Race to the Top, funded with federal recovery dollars, is a nationwide effort aimed at rewarding innovative efforts to improve student achievement.
"I am very hopeful" Hawaii will win, schools Superintendent Kathryn Matayoshi said yesterday. But, she added, "it’s going to be a tough road."
For the next part of the competition, Matayoshi and other DOE administrators will travel to Washington, D.C., on Aug. 10. They will speak to a panel of experts in hopes of persuading them that the state’s plan for improving schools is doable – and that Hawaii can live up to its reform pledges.
Matayoshi said that in their presentation, she and others will explain Hawaii’s unique statewide school system and give the panel a "Hawaiian lesson" on concepts like ohana and kuleana.
She also said she doesn’t plan to gloss over teacher furloughs, which drew the ire of parents and sharp criticism from U.S. Education Secretary Arne Duncan.
The furloughs cut 17 instructional days from the 2009-2010 school year, leaving Hawaii with just 163 classroom days, the shortest school calendar in the nation. Teacher furloughs on instructional days were averted for the upcoming school year with $57 million from the hurricane relief fund and a $10 million, interest-free line of credit from local banks.
"We had a bad situation," Matayoshi said. "We’re not going to ignore it."
The DOE, in its pitch to the Race to the Top panel, also will point to improvements in data systems that help teachers better track student performance, and will highlight recent reforms to Hawaii’s charter schools laws.
In its application for the second round of Race to the Top, Hawaii outlined specific plans for reforming schools, including creating "zones of school innovation" to improve student achievement at struggling campuses.
As part of that plan, two schools – Waianae and Nanakuli high schools, among the lowest-performing in the state – are moving this year toward the national New Tech Network model, which stresses project-based learning and provides a laptop for every student.
The program is getting off the ground with funding and other help from Kamehameha Schools and other community groups.
Education advocates say they believe new education reform efforts, such as those happening on the Leeward Coast, give Hawaii a good shot at winning.
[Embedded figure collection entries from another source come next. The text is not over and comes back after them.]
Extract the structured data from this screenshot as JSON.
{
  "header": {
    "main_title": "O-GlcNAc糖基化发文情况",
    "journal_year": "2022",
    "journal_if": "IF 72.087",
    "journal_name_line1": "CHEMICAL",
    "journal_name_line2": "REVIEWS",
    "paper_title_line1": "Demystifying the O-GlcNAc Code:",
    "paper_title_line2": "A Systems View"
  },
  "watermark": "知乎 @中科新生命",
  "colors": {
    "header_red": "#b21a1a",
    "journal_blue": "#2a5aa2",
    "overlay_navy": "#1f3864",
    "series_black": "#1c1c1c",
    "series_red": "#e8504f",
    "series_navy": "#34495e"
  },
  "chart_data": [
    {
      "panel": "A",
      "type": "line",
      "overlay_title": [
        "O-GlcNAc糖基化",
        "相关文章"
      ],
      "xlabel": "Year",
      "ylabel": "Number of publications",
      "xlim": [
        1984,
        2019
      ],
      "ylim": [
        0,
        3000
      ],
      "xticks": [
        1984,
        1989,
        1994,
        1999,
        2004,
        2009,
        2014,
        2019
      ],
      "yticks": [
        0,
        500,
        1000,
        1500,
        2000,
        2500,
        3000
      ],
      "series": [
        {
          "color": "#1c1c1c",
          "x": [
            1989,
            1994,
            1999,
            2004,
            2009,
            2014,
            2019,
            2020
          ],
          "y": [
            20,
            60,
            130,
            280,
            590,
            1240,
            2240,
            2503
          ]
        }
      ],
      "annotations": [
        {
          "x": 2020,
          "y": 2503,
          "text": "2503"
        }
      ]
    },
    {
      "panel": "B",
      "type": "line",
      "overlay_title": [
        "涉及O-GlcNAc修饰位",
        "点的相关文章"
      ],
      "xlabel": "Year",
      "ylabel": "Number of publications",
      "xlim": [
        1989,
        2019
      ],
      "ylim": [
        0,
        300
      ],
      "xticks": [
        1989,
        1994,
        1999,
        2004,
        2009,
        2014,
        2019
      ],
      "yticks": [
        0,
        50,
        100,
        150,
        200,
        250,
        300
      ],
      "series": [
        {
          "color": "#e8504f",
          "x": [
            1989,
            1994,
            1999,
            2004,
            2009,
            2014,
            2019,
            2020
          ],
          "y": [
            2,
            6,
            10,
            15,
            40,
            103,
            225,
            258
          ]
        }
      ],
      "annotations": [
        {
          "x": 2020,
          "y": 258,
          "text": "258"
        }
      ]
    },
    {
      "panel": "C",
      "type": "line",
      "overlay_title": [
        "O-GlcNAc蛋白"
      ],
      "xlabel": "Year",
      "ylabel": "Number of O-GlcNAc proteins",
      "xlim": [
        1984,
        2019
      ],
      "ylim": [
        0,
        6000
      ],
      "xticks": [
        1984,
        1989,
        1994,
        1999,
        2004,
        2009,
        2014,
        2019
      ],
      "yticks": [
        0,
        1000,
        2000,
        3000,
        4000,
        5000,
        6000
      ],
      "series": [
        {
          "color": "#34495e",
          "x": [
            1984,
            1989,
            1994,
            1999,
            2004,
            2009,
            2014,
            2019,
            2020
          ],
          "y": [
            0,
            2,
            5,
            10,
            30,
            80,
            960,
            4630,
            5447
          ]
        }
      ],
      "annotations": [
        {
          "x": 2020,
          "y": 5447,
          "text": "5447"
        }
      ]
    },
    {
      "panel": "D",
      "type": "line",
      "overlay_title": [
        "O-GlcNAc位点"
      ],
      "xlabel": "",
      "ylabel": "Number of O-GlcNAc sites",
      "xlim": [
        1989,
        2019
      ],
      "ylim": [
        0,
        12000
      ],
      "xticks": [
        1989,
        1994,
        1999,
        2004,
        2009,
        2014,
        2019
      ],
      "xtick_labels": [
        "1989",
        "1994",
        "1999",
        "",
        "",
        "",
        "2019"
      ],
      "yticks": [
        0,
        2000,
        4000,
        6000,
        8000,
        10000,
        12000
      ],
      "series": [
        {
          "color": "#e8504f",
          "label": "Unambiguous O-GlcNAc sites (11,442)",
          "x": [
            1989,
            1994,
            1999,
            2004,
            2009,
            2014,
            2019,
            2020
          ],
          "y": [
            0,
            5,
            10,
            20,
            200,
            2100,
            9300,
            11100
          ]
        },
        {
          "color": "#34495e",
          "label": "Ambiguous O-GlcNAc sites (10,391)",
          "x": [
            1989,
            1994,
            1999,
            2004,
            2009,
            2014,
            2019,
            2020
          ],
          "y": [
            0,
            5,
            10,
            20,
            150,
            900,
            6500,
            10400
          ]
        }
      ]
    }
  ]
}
"I think the Obama administration must have recognized our efforts to end the furloughs," said Marguerite Higa, of Save Our Schools. "Now we’ll have to see if people can commit and we can get the cooperation of everybody involved."
Ann Davis, director of Hawaii Education Matters, said Hawaii went from an "underdog" in the competition to a finalist. "We’re headed in the right direction in terms of reform," she said.
Gov. Linda Lingle said whether or not Hawaii wins, "we are committed to implementing the initiatives detailed in our application plan."
In a statement, Lingle also said the application goals are "achievable, and the strategies for meeting these goals will give our schools the tools and resources to help students be successful in the classroom while preparing them for their future careers."
Race to the Top has faced some criticism, with critics arguing it undervalues some measures of school success and is too much of a one-size-fits-all approach to education.
In a conference call with reporters yesterday, Duncan said Race to the Top is about advancing "education reform," including national learning standards.
"The children are the big winners here," he said.
He added that the in-person presentations by finalists will be about determining "states’ capacity to deliver against their plan."